Start-up innovative «soffocate» «Il fondo di garanzia non serve»
Parla il dirigente Moser. «I controlli frutto del rigore estremo europeo»
TRENTO I problemi burocratici e bancari che hanno denunciato alcune start-up innovative del Trentino derivano dal «rigore estremo» imposto dall’Unione europea. In ogni caso per i progetti più recenti si è deciso di evitare il ricorso a fideiussioni, fatto che permette anche di risparmiarsi la costituzione di Fondi di garanzia ad hoc, decisione che potrebbe creare problemi, in quanto si verificherebbe un «contributo di contributo». Sono parole del dirigente generale del Dipartimento dello sviluppo economico della Provincia di Trento, Claudio Moser.
Sul Corriere del Trentino di domenica tre imprenditori, Massimiliano Mazzarella, Michele Gubert e Diego Taglioni, hanno spiegato il loro disagio. In pratica hanno ottenuto un contributo provinciale tramite bandi Fesr, impegnandosi però con una garanzia bancaria. Alla fine dei progetti di ricerca, dopo aver consegnato tutta la documentazione, le società si aspettavano di ricevere il saldo del contributo e soprattutto l’ok per sbloccare la fideiussione. Solo che i tempi si sono dilatati per via di errori burocratici — le spese non dovevano essere considerate in maniera forfettaria, ma rendicontate in maniera «pignola» —, soffocando l’operatività delle stesse imprese, al punto che a queste condizioni il contributo fa più male che bene.

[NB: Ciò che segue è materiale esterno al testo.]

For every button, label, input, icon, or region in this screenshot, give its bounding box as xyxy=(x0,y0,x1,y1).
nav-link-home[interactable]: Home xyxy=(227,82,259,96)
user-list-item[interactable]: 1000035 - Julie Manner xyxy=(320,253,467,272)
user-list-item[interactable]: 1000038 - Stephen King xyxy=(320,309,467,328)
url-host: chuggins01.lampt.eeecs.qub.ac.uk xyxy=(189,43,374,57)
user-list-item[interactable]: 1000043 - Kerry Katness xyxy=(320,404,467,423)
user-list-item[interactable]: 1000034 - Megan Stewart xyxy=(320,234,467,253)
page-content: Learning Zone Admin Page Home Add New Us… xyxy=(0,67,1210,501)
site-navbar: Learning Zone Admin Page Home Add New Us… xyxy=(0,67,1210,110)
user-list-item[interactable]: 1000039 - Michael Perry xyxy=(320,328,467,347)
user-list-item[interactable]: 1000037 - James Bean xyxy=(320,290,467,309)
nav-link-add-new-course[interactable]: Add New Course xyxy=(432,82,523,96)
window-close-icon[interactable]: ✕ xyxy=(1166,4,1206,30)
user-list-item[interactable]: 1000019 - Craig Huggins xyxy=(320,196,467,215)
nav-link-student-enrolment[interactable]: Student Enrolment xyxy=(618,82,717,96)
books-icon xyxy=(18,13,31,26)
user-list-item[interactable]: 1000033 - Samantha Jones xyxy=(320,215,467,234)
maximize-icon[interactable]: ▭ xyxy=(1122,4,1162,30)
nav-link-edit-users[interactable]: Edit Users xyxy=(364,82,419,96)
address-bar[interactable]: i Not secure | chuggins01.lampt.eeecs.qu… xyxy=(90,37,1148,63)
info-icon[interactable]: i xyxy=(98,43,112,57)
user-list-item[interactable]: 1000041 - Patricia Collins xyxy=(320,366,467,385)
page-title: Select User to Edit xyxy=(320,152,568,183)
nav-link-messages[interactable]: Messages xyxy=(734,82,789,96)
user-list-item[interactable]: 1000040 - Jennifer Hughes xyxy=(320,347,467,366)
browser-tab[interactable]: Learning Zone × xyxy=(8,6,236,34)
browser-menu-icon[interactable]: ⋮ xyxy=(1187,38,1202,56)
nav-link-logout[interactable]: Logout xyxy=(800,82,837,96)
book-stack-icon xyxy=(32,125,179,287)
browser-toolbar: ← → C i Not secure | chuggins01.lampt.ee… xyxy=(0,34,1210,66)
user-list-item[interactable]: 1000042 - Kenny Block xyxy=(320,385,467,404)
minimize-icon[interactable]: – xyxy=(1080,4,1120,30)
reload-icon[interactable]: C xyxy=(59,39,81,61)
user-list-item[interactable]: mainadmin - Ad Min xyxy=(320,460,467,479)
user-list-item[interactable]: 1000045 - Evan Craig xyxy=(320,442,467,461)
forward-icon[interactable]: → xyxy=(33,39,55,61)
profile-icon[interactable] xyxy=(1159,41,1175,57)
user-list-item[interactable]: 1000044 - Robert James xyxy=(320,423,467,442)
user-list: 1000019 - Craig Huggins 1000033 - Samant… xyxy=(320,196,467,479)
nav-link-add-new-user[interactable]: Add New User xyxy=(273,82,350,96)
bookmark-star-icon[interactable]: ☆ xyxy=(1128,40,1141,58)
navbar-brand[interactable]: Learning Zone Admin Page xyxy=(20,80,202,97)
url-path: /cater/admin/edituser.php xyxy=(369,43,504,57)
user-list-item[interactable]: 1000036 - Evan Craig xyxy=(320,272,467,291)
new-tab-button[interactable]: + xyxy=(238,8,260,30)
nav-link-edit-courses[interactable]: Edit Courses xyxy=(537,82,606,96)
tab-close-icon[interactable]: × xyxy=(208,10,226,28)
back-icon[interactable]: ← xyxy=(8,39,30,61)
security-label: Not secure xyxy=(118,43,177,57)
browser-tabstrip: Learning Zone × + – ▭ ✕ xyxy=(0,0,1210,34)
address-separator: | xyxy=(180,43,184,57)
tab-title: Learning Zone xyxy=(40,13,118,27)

«I bandi Fesr — spiega Moser — prevedono un sistema di controllo dell’erogazione dei fondi molto articolato. Le verifiche sono prima interne e poi sono previsti degli audit da parte di funzionari europei». «La sensazione trentina e italiana — continua — è che si metta in pratica un rigore estremo, per non dire rigidità, al fine di tirar fuori qualsiasi errore. Noi i bandi Fesr li abbiamo emessi a più riprese, nel 2008, 2009, 2011. Nel 2016 sono arrivati accertamenti, che chiedevano di mettere alcune cose a posto. E come si poteva agire? Chiedendo alle aziende il dettaglio di tutte le spese affrontate. È brutto chiedere le di tirar fuori le carte di progetti terminati da tempo». D’accordo il rigore, ma forse a saperlo prima un imprenditore si prepara. «Ma non si sapeva — chiarisce il dirigente —. Noi ritenevamo di essere a posto. Forse si tratta di un’imprecisione dell’Italia».
Moser comunque puntualizza: «Non possiamo permetterci di finanziare qualunque new.co, senza prevedere che cia sia una ricaduta in termini di produttività: l’attività deve rimanere in Trentino. Inoltre in passato richiedevamo anche delle fideiussioni: una forma di cautela corretta. Il problema magari è che queste fideiussioni sono molto lunghe: ma ricordiamoci che garantivamo un contributo del 70%».
I tre imprenditori si chiedono se sia possibile evitare certe costrizioni. «Il sistema è in parte cambiato da qualche anno — spiega il dirigente —. Una volta avevamo affidato l’operatività a Unicredit, ora invece le domande vengono inoltrate direttamente a noi in Provincia. I criteri sono nuovi — specifica — e l’erogazione del contributo è progressiva. Dando il sostegno un po’ alla volta non è più necessario ricorrere alla fideiussione». In questo modo si evita pure di ricorrere a strumenti come il Fondo di garanzia, che sarebbe servito per anticipare i soldi delle garanzie al posto delle start-up. «Ci avevamo pensato, ma si tratterebbe di un contributo per la garanzia erogato su un altro contributo. Una cosa non lineare, che potrebbe essere contestata» chiude Moser.